Someone once said, “Train people well enough so they can leave and treat them well enough so they don’t want to serve Richard Branson.” That’s a heavy weight for all of us. But here’s a question. You may not be able to name them, but at this point on shifting from closed to open, are there examples of GPs you can describe who’ve pulled that off despite the talent squeeze?
We’ve developed a bit of a specialty in this. We have a large staff. We have hundreds and hundreds of well-tenured accountants that look after these unique structures, across strategies, for our clients. We so often heard a GP saying, “I don’t know how to do this. We have never done it before. I’m hesitant to hire a massive staff for something where perhaps either the CFO or CEO doesn’t have a strong background.” The natural thing to do is partner with an expert. So we have a very strong track record to provide best practices.
How does it work? What is the structure? What is the reporting cycle? How is this capital activity different? How do I communicate with my investors differently or at all? We’ll partner along with the securities counsel and tax counsel to make sure that you’ve got an appropriate solution that you can depend on and lean into with integrity as you go out and try to source additional investment dollars.
It gets back to the culture of solutions.

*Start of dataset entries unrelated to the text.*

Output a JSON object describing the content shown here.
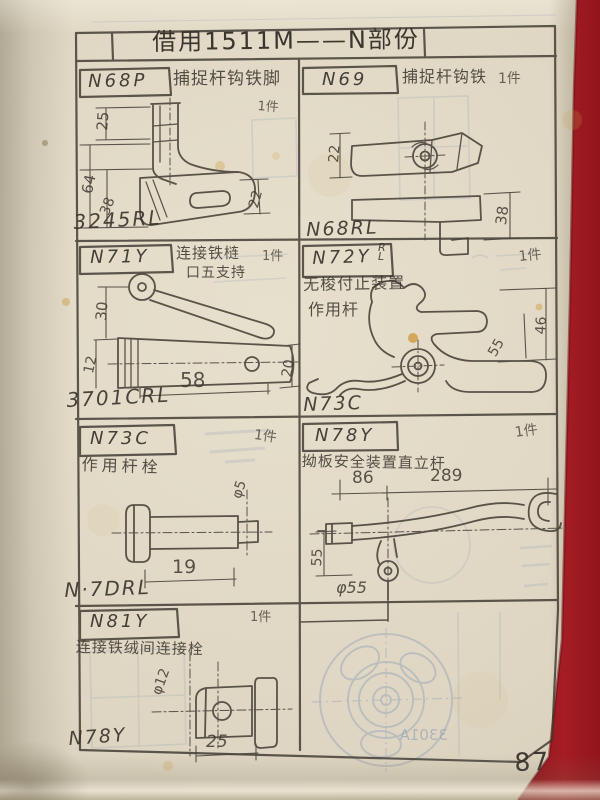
{
  "page": {
    "title": "借用1511M——N部份",
    "page_number": "87",
    "bleed_label": "3301A"
  },
  "cells": {
    "c1": {
      "no": "N68P",
      "desc": "捕捉杆钩铁脚",
      "qty": "1件",
      "label": "3245RL",
      "d1": "25",
      "d2": "64",
      "d3": "38",
      "d4": "22"
    },
    "c2": {
      "no": "N69",
      "desc": "捕捉杆钩铁",
      "qty": "1件",
      "label": "N68RL",
      "d1": "22",
      "d2": "38"
    },
    "c3": {
      "no": "N71Y",
      "desc": "连接铁梿",
      "desc2": "口五支持",
      "qty": "1件",
      "label": "3701CRL",
      "d1": "30",
      "d2": "12",
      "d3": "58",
      "d4": "20"
    },
    "c4": {
      "no": "N72Y",
      "sup": "R",
      "sup2": "L",
      "desc": "无梭付止装置",
      "desc2": "作用杆",
      "qty": "1件",
      "label": "N73C",
      "d1": "55",
      "d2": "46"
    },
    "c5": {
      "no": "N73C",
      "desc": "作用杆栓",
      "qty": "1件",
      "label": "N·7DRL",
      "d1": "φ5",
      "d2": "19"
    },
    "c6": {
      "no": "N78Y",
      "desc": "拗板安全装置直立杆",
      "qty": "1件",
      "d1": "86",
      "d2": "289",
      "d3": "55",
      "d4": "φ55"
    },
    "c7": {
      "no": "N81Y",
      "desc": "连接铁绒间连接栓",
      "qty": "1件",
      "label": "N78Y",
      "d1": "φ12",
      "d2": "25"
    }
  }
}
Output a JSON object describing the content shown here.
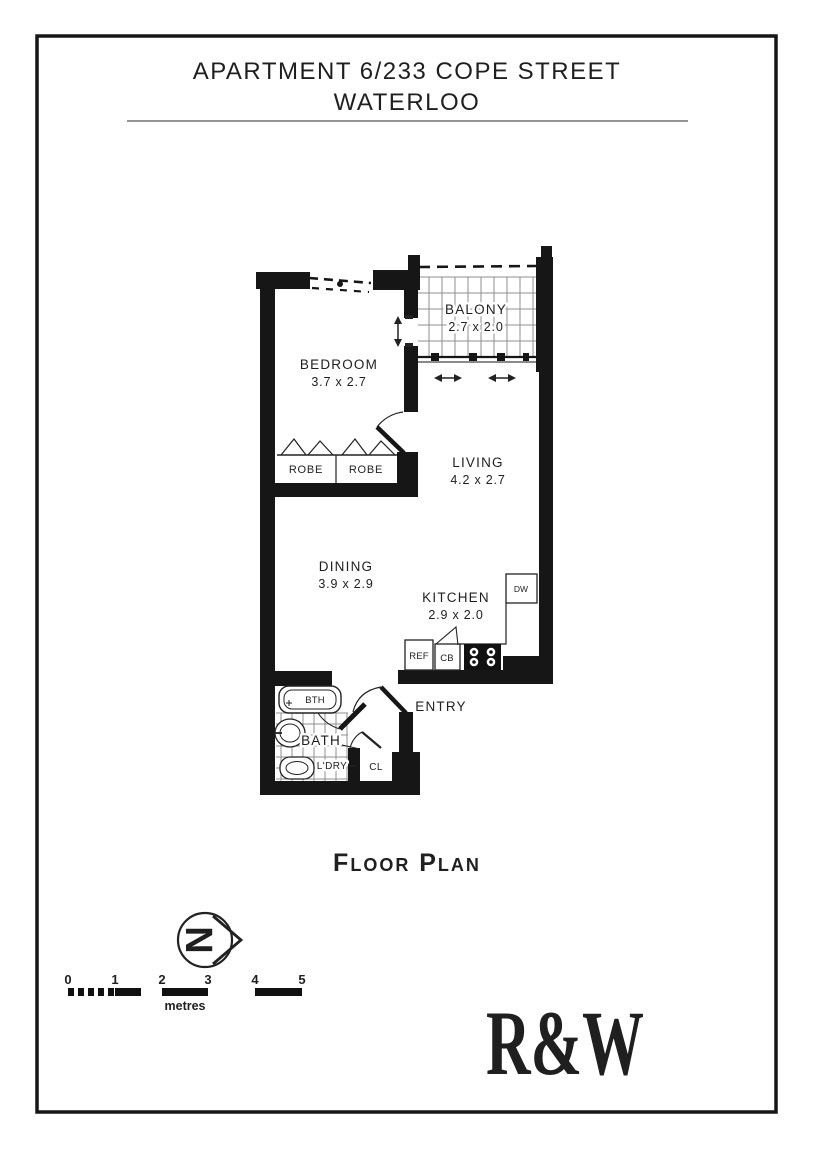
{
  "page": {
    "title_line1": "APARTMENT 6/233 COPE STREET",
    "title_line2": "WATERLOO",
    "caption": "Floor Plan",
    "compass_letter": "N"
  },
  "rooms": {
    "balcony": {
      "label": "BALONY",
      "dims": "2.7 x 2.0"
    },
    "bedroom": {
      "label": "BEDROOM",
      "dims": "3.7 x 2.7"
    },
    "living": {
      "label": "LIVING",
      "dims": "4.2 x 2.7"
    },
    "dining": {
      "label": "DINING",
      "dims": "3.9 x 2.9"
    },
    "kitchen": {
      "label": "KITCHEN",
      "dims": "2.9 x 2.0"
    },
    "entry": {
      "label": "ENTRY"
    },
    "bath": {
      "label": "BATH"
    },
    "laundry": {
      "label": "L'DRY"
    },
    "closet": {
      "label": "CL"
    }
  },
  "fixtures": {
    "robe_left": "ROBE",
    "robe_right": "ROBE",
    "bathtub": "BTH",
    "fridge": "REF",
    "cupboard": "CB",
    "dishwasher": "DW"
  },
  "scale_bar": {
    "ticks": [
      "0",
      "1",
      "2",
      "3",
      "4",
      "5"
    ],
    "unit": "metres"
  },
  "logo": {
    "text": "R&W",
    "color": "#E42229"
  }
}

We have tons of expertise, but our clients are going to go into places that nobody’s ever been. That’s their goal. They’ll put it together and build that relationship with a client. It’s more about the relationship than the service because the service is going to adapt around the relationship. We see it throughout the organization as we start to face these things. Can we adapt to these things hitting both domestically and internationally or work through challenges as the market sways and changes? We figure it out. We can bring a lot of talent to sway on those sorts of solutions and work them out. When you’re doing that, you’re building your relationship, a long-term relationship that’s going to be there in five years.

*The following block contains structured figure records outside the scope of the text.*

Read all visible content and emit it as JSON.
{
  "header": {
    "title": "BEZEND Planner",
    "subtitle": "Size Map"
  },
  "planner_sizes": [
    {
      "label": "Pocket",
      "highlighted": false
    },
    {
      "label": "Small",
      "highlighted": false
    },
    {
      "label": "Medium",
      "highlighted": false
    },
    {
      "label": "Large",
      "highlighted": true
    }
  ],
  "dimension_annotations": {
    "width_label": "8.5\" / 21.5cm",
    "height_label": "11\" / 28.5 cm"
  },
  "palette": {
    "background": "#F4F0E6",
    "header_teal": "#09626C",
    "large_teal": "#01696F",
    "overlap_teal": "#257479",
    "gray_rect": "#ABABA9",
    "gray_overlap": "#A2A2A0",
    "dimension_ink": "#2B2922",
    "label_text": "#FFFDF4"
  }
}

This last week was an absolute nightmare for so many people in this market. We had people reaching out to our clients and saying, “Are you okay, do you need help? What can we do above and beyond our staff?” They have these intimate relationships with their counterparts at these asset managers. They care. That’s the core of the relationship. It’s trust and care. We are so proud of our staff. We’re bending over backward from a grassroots perspective – the day-to-day folks who work together on specific client engagements as well as top-down. We’ve been very responsible and forward communicators.
We are not overexposed. We are a safe, secure financial institution ourselves. We’re here for you when things are tough. We’re here for you when you have anxiety or your investors have anxiety. We’re going to do everything we can to help. We had folks working around the clock over the weekend to try to allay some of those fears.

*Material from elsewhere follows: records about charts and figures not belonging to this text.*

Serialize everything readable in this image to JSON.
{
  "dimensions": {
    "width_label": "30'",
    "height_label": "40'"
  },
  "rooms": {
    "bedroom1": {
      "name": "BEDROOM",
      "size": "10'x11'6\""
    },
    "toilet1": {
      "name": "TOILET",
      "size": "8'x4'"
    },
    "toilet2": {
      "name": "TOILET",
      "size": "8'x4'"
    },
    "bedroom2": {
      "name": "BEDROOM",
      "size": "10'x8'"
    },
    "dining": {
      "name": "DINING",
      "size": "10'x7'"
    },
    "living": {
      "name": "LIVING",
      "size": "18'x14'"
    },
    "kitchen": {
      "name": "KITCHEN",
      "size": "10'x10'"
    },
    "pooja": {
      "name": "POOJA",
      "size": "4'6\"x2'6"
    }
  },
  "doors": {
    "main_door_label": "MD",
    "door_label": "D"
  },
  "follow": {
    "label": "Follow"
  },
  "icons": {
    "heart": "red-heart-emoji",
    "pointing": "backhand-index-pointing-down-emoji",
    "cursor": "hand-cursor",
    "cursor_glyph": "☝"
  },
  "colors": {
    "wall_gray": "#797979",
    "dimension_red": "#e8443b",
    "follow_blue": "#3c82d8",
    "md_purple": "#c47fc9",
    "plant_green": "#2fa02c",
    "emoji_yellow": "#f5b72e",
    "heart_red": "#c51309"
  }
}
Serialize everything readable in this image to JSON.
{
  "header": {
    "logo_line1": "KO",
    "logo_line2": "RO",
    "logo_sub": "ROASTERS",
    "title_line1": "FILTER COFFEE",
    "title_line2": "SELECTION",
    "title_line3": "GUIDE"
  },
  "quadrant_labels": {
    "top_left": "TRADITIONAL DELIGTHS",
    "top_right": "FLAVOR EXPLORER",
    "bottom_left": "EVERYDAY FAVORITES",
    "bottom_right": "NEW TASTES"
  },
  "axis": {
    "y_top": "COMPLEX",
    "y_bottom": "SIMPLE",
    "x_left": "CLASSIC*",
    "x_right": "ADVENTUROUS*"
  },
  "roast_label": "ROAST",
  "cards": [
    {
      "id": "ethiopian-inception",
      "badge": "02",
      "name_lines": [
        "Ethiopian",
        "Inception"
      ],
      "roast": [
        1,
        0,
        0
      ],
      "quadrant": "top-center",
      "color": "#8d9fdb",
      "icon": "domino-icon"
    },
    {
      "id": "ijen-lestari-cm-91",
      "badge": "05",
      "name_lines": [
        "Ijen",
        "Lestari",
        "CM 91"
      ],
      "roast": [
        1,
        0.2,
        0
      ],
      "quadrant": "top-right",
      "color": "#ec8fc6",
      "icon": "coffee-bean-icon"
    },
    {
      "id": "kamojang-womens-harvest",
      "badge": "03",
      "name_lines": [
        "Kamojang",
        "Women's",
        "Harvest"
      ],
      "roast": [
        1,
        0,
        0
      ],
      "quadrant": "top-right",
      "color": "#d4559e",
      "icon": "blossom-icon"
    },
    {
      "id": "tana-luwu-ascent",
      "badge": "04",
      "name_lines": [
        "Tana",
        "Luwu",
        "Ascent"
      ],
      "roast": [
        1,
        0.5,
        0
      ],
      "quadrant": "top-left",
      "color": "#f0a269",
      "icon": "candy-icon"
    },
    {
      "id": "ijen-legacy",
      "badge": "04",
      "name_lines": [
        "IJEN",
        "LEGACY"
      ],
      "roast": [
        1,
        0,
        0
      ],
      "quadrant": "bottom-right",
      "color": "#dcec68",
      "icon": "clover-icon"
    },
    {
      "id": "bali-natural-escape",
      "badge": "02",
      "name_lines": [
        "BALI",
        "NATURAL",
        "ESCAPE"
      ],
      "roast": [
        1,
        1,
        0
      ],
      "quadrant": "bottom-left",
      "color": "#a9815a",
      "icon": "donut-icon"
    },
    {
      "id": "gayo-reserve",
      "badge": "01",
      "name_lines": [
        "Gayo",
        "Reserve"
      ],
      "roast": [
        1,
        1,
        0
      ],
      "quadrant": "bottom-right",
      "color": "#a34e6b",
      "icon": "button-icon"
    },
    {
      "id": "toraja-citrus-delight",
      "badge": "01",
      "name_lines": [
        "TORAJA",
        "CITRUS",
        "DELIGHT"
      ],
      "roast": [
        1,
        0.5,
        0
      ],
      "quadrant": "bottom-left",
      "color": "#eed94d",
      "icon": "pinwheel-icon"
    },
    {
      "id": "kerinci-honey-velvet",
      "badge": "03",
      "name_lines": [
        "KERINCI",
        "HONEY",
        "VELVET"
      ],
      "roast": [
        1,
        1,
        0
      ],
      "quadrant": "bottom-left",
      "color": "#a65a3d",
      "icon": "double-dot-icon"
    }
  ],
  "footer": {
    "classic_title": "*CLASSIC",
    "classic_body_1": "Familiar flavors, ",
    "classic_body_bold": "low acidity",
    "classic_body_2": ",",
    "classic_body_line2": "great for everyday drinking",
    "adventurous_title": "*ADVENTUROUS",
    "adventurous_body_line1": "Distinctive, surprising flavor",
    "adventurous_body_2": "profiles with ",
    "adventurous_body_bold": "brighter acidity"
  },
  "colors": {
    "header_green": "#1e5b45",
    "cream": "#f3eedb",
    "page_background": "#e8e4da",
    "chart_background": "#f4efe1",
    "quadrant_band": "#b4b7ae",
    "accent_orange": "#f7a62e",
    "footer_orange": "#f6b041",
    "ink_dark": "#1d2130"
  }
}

Scott, have you heard of any GPs out there stress-testing their teams or partners ahead of turbulence or doing post-crisis postmortems?
The senior management within both GPS and LPs are getting together on a daily basis today. Right now, the issue is what’s the exposure to regional banks? What sort of allocation do we have there on a deposit basis? These things are going to continue. They’re going to continue for a while until markets settle down. That’s appropriate behavior. We’re going to continue to have our focus ratcheted up and be on high alert.
This staff cares. They’re trying to look around corners – that’s what stress testing is – to see what could happen. It’s a solution-oriented prospect. I think we’re suited to do this. It’s usually on a client-by-client basis based on their fears about their particular exposure to the current crisis.
Thank you, Steven and Scott. On behalf of MUFG, we’d like to thank you for participating and spending time with us.